Exactly. Predict up or down and you should be right half of the time. In the 6 and a half years I have glanced at Kerr's predictions, they actually appear no better than chance. (Like most commentators and market whizes. Of course if they were any good at predicting the future they wouldn't be enslaved in salaried positions, they would be rich and retired or at least semi retired in their 30s like some of us...)
"the most challenging issue I can see in front of the NZ economy right now is unbelievable bureaucratic bungling at the Overseas Investment Office" - Roger you're not looking hard enough.
I actually thought it was quite nice that we briefly slowed the rate we are selling New Zealand.
Editors - you do realise that every fortnight - for the last 5 years - we have gotten an article from Roger Kerr stating that whilst recorded inflation has been weak to date that is backward looking and inflation will no doubt rear its ugly head so don't lower interest rates. It's almost comical.

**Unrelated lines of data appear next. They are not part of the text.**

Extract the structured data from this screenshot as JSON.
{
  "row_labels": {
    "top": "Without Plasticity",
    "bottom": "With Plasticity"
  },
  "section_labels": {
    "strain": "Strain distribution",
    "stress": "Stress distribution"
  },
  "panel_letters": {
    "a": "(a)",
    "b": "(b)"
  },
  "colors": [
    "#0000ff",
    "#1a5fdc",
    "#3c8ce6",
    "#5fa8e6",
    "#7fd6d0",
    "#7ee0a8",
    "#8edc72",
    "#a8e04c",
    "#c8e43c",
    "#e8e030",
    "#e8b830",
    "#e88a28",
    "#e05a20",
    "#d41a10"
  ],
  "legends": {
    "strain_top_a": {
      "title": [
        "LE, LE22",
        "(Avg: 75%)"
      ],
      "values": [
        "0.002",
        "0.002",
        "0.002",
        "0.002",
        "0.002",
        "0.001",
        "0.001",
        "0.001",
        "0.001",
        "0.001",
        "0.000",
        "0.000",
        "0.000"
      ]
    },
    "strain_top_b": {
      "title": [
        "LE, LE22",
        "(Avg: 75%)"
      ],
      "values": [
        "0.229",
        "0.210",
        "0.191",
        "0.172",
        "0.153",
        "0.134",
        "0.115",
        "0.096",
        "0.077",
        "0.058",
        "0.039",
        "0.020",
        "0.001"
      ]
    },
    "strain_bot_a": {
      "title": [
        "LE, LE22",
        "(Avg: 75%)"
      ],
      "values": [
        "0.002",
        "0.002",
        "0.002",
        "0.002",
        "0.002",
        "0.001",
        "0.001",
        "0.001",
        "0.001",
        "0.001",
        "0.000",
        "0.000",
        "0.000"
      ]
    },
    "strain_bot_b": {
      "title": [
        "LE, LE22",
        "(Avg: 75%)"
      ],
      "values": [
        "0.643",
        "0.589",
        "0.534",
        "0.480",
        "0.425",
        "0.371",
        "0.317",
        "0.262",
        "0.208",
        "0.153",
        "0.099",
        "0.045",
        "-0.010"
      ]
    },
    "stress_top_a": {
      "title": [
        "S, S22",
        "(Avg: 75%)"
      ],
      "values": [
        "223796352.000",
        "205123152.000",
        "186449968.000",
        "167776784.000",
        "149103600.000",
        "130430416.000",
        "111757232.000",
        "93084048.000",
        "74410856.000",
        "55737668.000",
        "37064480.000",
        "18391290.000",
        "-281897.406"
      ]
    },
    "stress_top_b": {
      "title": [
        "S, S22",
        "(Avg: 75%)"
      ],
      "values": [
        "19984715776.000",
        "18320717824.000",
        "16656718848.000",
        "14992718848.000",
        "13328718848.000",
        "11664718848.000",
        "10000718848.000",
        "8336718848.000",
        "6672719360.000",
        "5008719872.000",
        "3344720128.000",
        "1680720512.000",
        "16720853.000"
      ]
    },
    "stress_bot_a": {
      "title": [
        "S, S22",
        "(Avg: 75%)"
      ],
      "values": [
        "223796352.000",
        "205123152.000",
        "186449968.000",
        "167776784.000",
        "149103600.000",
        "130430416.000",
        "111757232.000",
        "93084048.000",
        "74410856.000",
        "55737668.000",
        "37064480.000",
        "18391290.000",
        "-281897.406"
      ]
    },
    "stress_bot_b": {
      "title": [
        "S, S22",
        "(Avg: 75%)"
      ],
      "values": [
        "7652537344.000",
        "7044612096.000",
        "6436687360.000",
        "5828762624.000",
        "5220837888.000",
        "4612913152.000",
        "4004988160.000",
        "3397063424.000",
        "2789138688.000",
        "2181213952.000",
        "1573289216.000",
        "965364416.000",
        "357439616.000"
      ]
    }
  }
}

Here is Roger Kerr's extended outlook and commentary for the next 5 years: whilst inflation has been weak prepare yourself as inflation is imminent and interest rates will rocket back up
I too have been following Roger Kerr's predictions for some time and while I accept his considerable knowledge of fixed interest markets,I think he must live in a parallel universe;one which he inhabits with Graeme Wheeler,who believes in the face of all the evidence to the contrary,that the 'neutral' rate for the OCR is above 4%.